Woensdag, 19 maart.

Deze dag was anders dan andere dagen: koud! 10 graden, een enorme overgang. Wel zonnig soms, maar een harde gure wind. Morgen nog kouder. Maar vanavond viel de lang verwachte regen. Het was te koud en winderig, dus wij aten in de samenkomst-grot, vlak bij het centrale, oorspronkelijke huis van onze gastfamilie, waar ook de keuken is. Alles wat nodig was voor een maaltijd moet daarheen gebracht worden. Maar iedereen helpt. Mijn vriendin Wil, net als ik met de taak voor het huishouden te zorgen, wilde vandaag zo graag ook eens met de mannen in het veld werken. Ik stond er dus alleen voor, maar dat was niet erg. Het huishouden is wel wat anders dan in Nederland. Weinig keukengerei, 2 gaspitten met gas uit zo’n grote gasfles, zoals ik ook in mijn studententijd had. Boodschappen doen kunnen we niet, want wij moeten op het terrein blijven voor de veiligheid. Onze gastheer en soms zijn zus halen in Bethlehem wat er nodig is. Wij kunnen wel een lijstje meegeven, maar dikwijls is een gevraagd product niet aanwezig.
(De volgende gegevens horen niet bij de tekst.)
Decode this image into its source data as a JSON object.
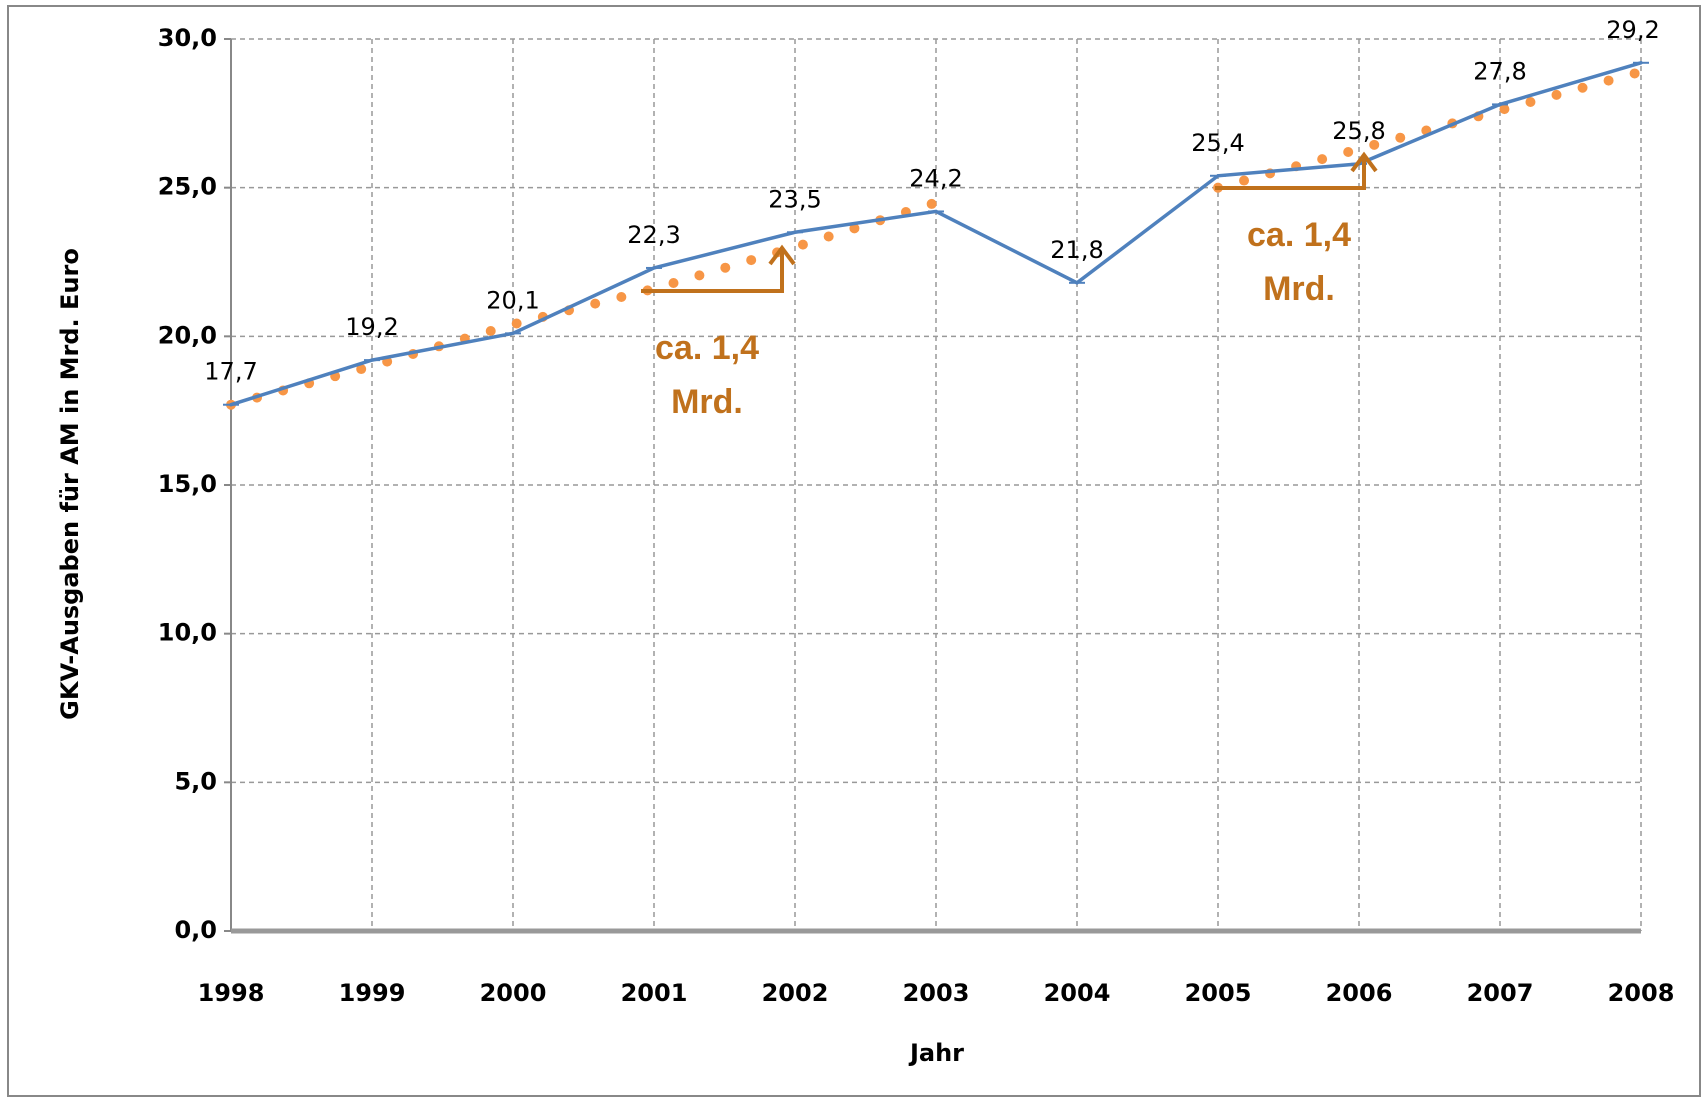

Dus krijgen we het niet, maar wel wat anders. Wat we koken is dus : wat voor handen is. Met wat fantasie is het tot nu toe lekker geworden gelukkig. In de keuken zijn 3 soorten kranen/water:
drinkwater, wat in grote ‘vaten’ gekocht wordt, want het is niet veilig om kraanwater te drinken. Ten tweede is er kookwater, dat is regenwater. Het wordt gebruikt om voedsel in te koken, maar is niet schoon genoeg om zomaar te drinken. We gebruiken het om groenten, rijst etc. in te koken. Het komt uit de grote ondergrondse waterreservoirs, die in de winter gevuld moeten raken met regenwater, genoeg tot en met de volgende zomer. Maar in de afgelopen winter zijn de reservoirs niet voldoende gevuld.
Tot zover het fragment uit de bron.